Les membres

Théophile PÉNIGAUD DE MOURGUES est agrégé et docteur en philosophie, et chercheur rattaché au laboratoire Triangle - UMR 5206, ENS de Lyon. Sa thèse de doctorat a porté sur la pensée politique de Rousseau, le contexte politique de son élaboration et les tentatives contemporaines (notamment de la part des démocrates délibératives) pour l’actualiser en l’adaptant au contexte de sociétés complexes et pluralistes. Ses recherches, outre l’histoire de la pensée politique, portent aujourd’hui sur les théories contemporaines de la démocratie (délibérative et épistémique en particulier) et de la justice, ainsi que sur les modèles de citoyenneté qui s’y rapportent.

Marie MONTAGNON est doctorante en science politique en cotutelle entre la France et l’Espagne. Sa recherche, menée sous la direction de Lilian Mathieu et José Luis Moreno Pestaña, porte sur la notion de parti-mouvement appliquée au parti espagnol Podemos en mobilisant sociologie de l’engagement, des organisations, et des mouvements sociaux. Elle interroge plus particulièrement les questions du municipalisme et du féminisme et leur articulation comme revendication partisane.

Lionel CORDIER est doctorant en science politique au laboratoire Triangle (UMR 5206), Université Lumière Lyon II, en cotutelle avec l’Université d’Islande. Sa recherche propose d’interroger la mise en place, les modalités et le déroulement du processus constitutionnel participatif islandais de 2010-2013. Ce laboratoire permet de faire lien avec de nombreux thèmes de sa recherche, notamment sur le tirage au sort et les mutations contemporaines de l’idéal démocratique, tout en comparant le cas islandais à d’autres exemples de tentatives de réformes démocratiques.

Hugo BONIN est docteur en science politique de l’Université Paris 8 et de l’UQAM. Il s’intéresse à la question démocratique, principalement sous un angle historique et conceptuel. Il travaille présentement à une généalogie croisée de l’expression "démocratie libérale" en France, Canada et Royaume-Uni à la Queen Mary University of London.

Blondine DESBIOLLES est agrégée et docteure en philosophie morale et politique (ED 487), et rattachée à l’IRPhiL (Institut de Recherches Philosophiques de Lyon), dans l’axe Sociétés contemporaines. Sa thèse a porté sur la manière dont Thomas Nagel élabore une conception de la justice libérale, démocratique et égalitaire, à partir d’un concept d’impartialité remanié qui vise à prendre en charge la division des points de vue au sein de chaque individu. Cette approche lui permet de questionner la place reconnaître, en démocratie, des conflits moraux, et la manière de les régler politiquement.

Nolwen EL KEFI est mastérante en philosophie. Son mémoire de Master 2, dirigé par Charles Girard, porte sur les débats sur le revenu inconditionnel, en lien avec le libéralisme politique et la valeur équitable des libertés, autour de la Théorie de la justice de J. Rawls.

Bryan LEFRANCOIS est mastérant en philosophie.

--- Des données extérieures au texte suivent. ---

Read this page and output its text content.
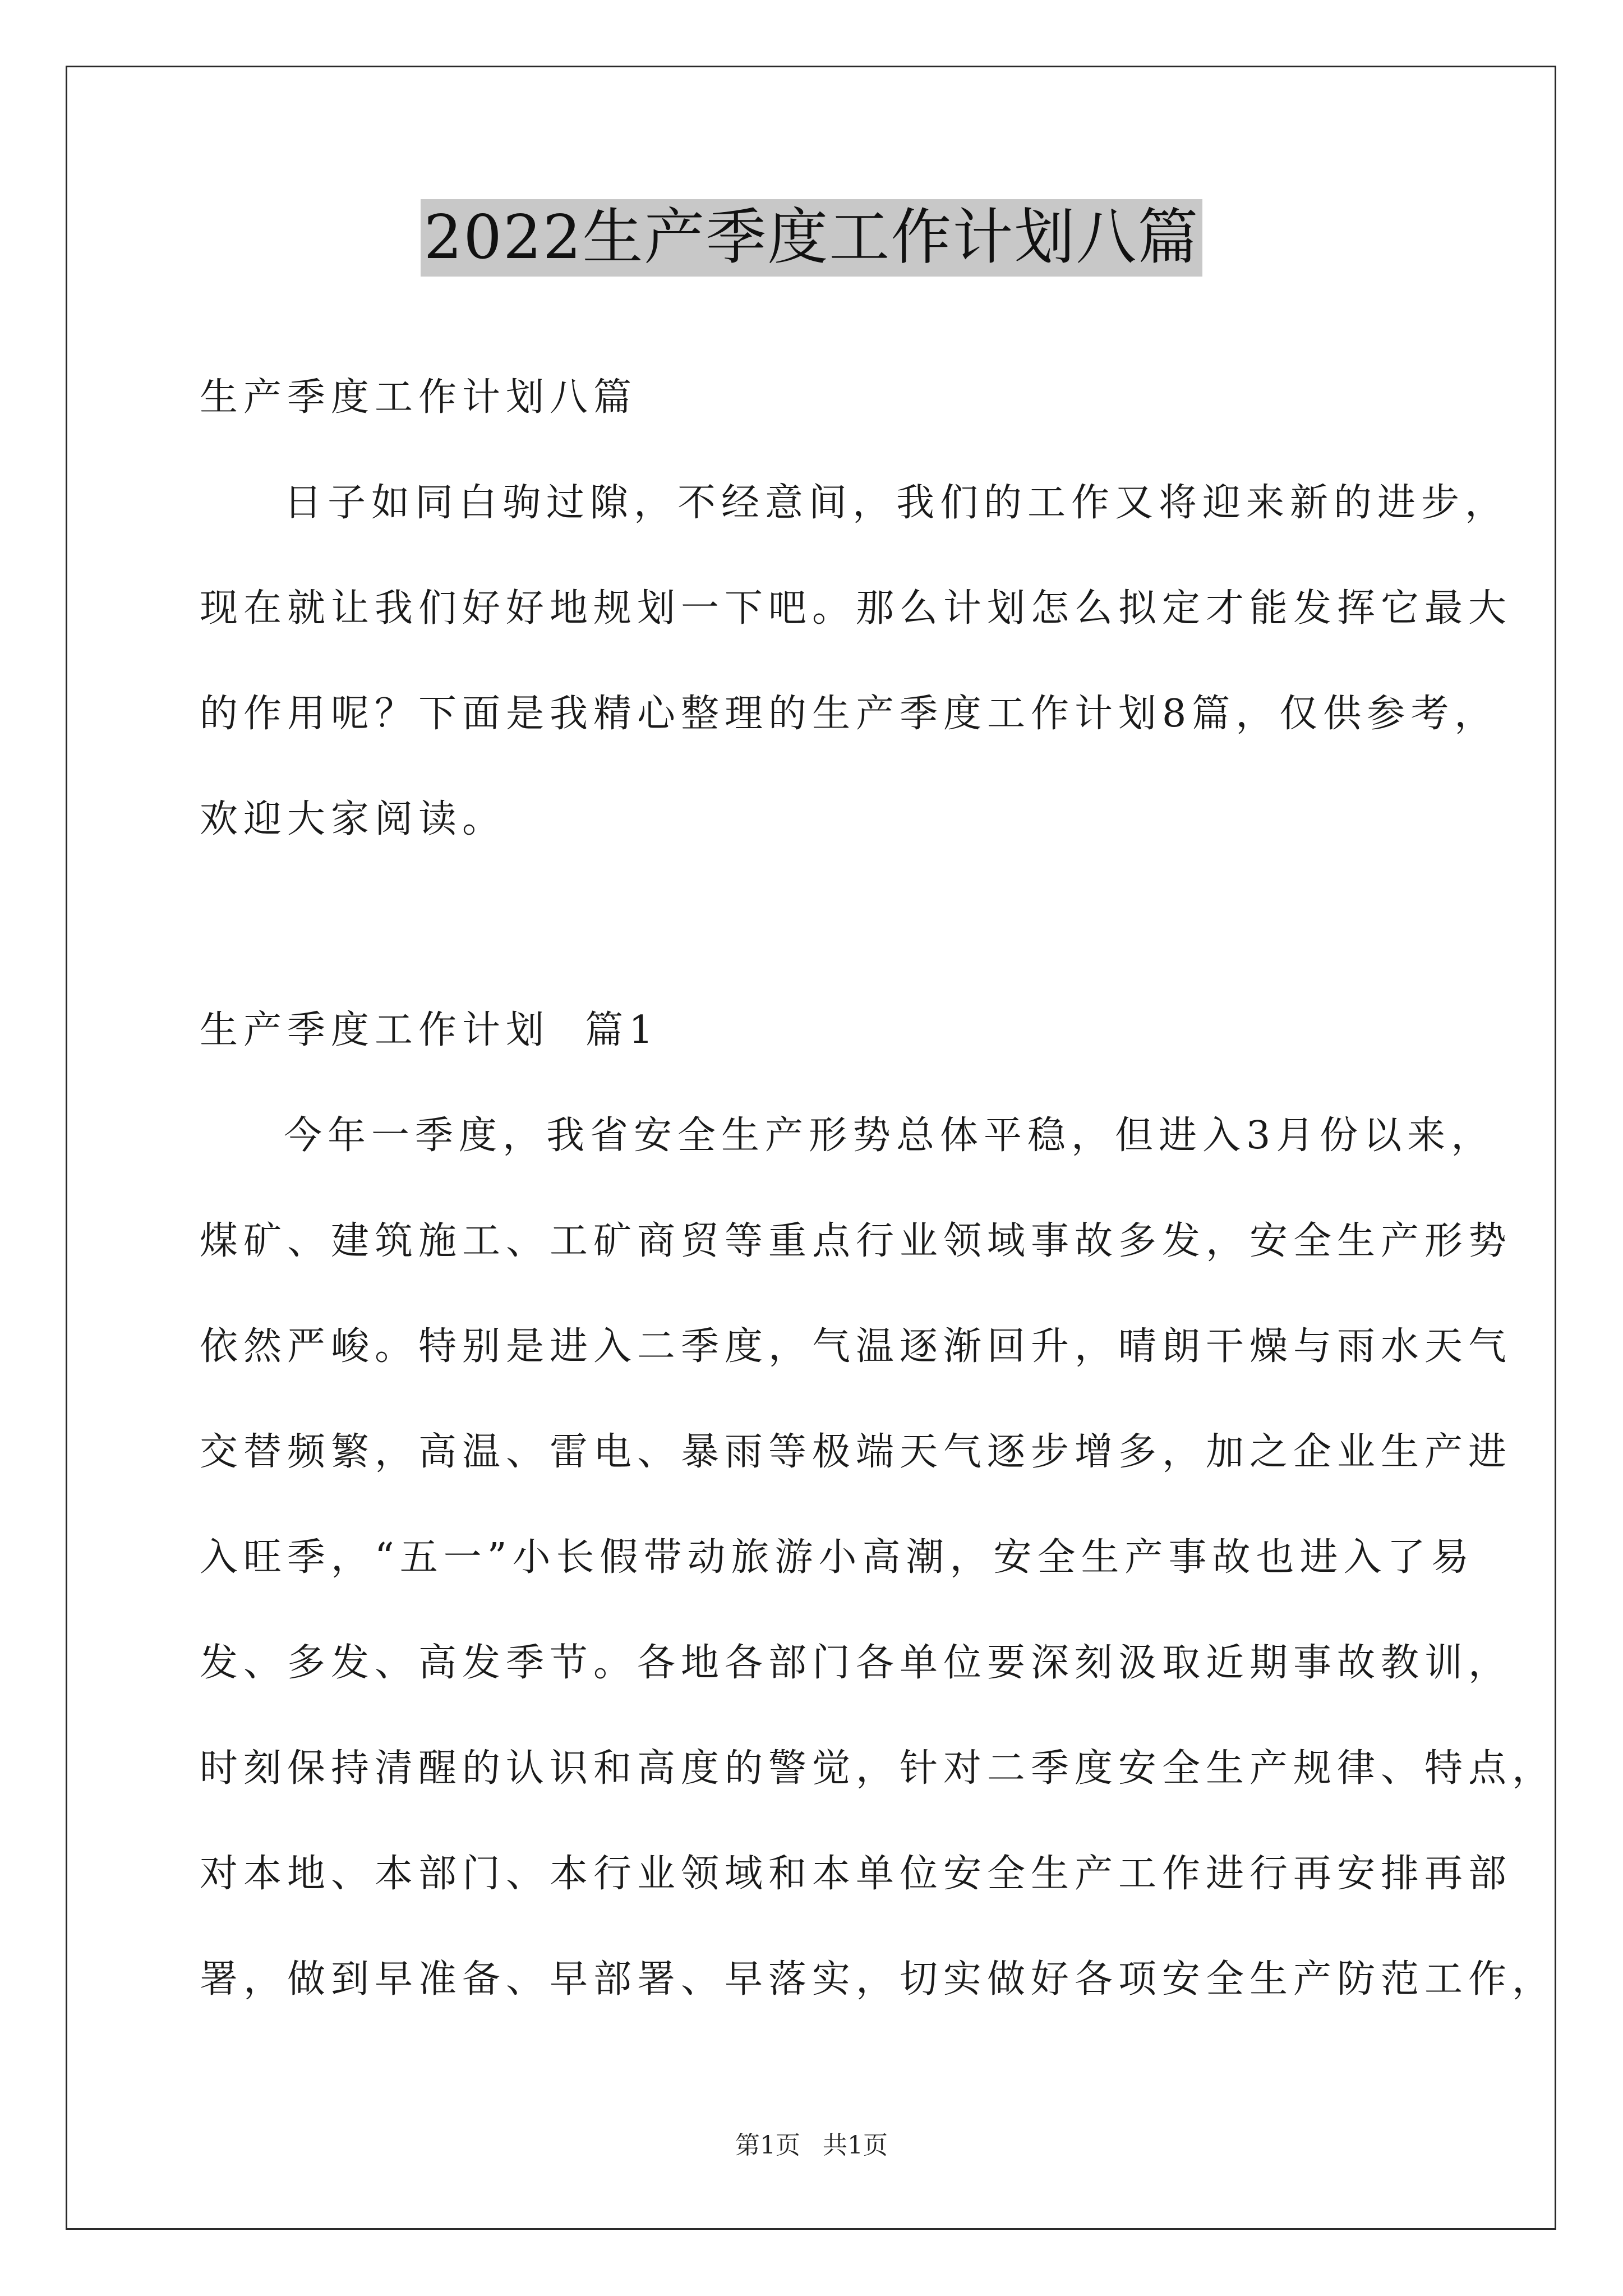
2022生产季度工作计划八篇
生产季度工作计划八篇
日子如同白驹过隙，不经意间，我们的工作又将迎来新的进步，
现在就让我们好好地规划一下吧。那么计划怎么拟定才能发挥它最大
的作用呢？下面是我精心整理的生产季度工作计划8篇，仅供参考，
欢迎大家阅读。
生产季度工作计划  篇1
今年一季度，我省安全生产形势总体平稳，但进入3月份以来，
煤矿、建筑施工、工矿商贸等重点行业领域事故多发，安全生产形势
依然严峻。特别是进入二季度，气温逐渐回升，晴朗干燥与雨水天气
交替频繁，高温、雷电、暴雨等极端天气逐步增多，加之企业生产进
入旺季，“五一”小长假带动旅游小高潮，安全生产事故也进入了易
发、多发、高发季节。各地各部门各单位要深刻汲取近期事故教训，
时刻保持清醒的认识和高度的警觉，针对二季度安全生产规律、特点，
对本地、本部门、本行业领域和本单位安全生产工作进行再安排再部
署，做到早准备、早部署、早落实，切实做好各项安全生产防范工作，
第1页 共1页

Son mémoire de Master 2, dirigé par Catherine Dekewer, aborde le vote plural et les mérites comparatifs des différents types de scrutin (scrutins majoritaires, à la proportionnel, vote par valeur etc.) dans une perspective utilitariste.

Marie ZIEGERMAN-GOUZOU est doctorante en science politique et rattachée au laboratoire Triangle UMR 5206. Ses domaines d’études portent plus particulièrement sur la sociologie de l’action collective, des mouvements sociaux et sur la démocratie participative. Sa thèse, commencée en 2015, porte sur les formes et le renouvellement de l’action politique dans les quartiers populaires, notamment dans les villes de Grenoble et Tours, sous la direction de Nathalie Dompnier.

Fabien ESCALONA est docteur en science politique rattaché au laboratoire Pacte à SciencesPo Grenoble et l’UPMF. Son travail porte principalement sur l’évolution de la social-démocratie en Europe mais porte également de façon plus large sur les évolutions partisanes et électorales à l’échelle européenne.

Juliette ROUSSIN est philosophe, professeure adjointe à l’Université Laval au Québec. Elle a soutenu sa thèse en philosophie politique ("Fonder la légitimité démocratique. Conceptions majoritaires, constitutionnelles et épistémiques de la démocratie") en septembre 2016 à l’Université Paris 1 Panthéon-Sorbonne. Ses travaux portent sur les conditions de légitimité des décisions démocratiques et sur la notion de démocratie épistémique.

Raphael BARAT est Maître de Conférences en histoire moderne à l’Université de Caen. Il travaille en particulier sur l’histoire du vote, de ses usages et de ses représentations.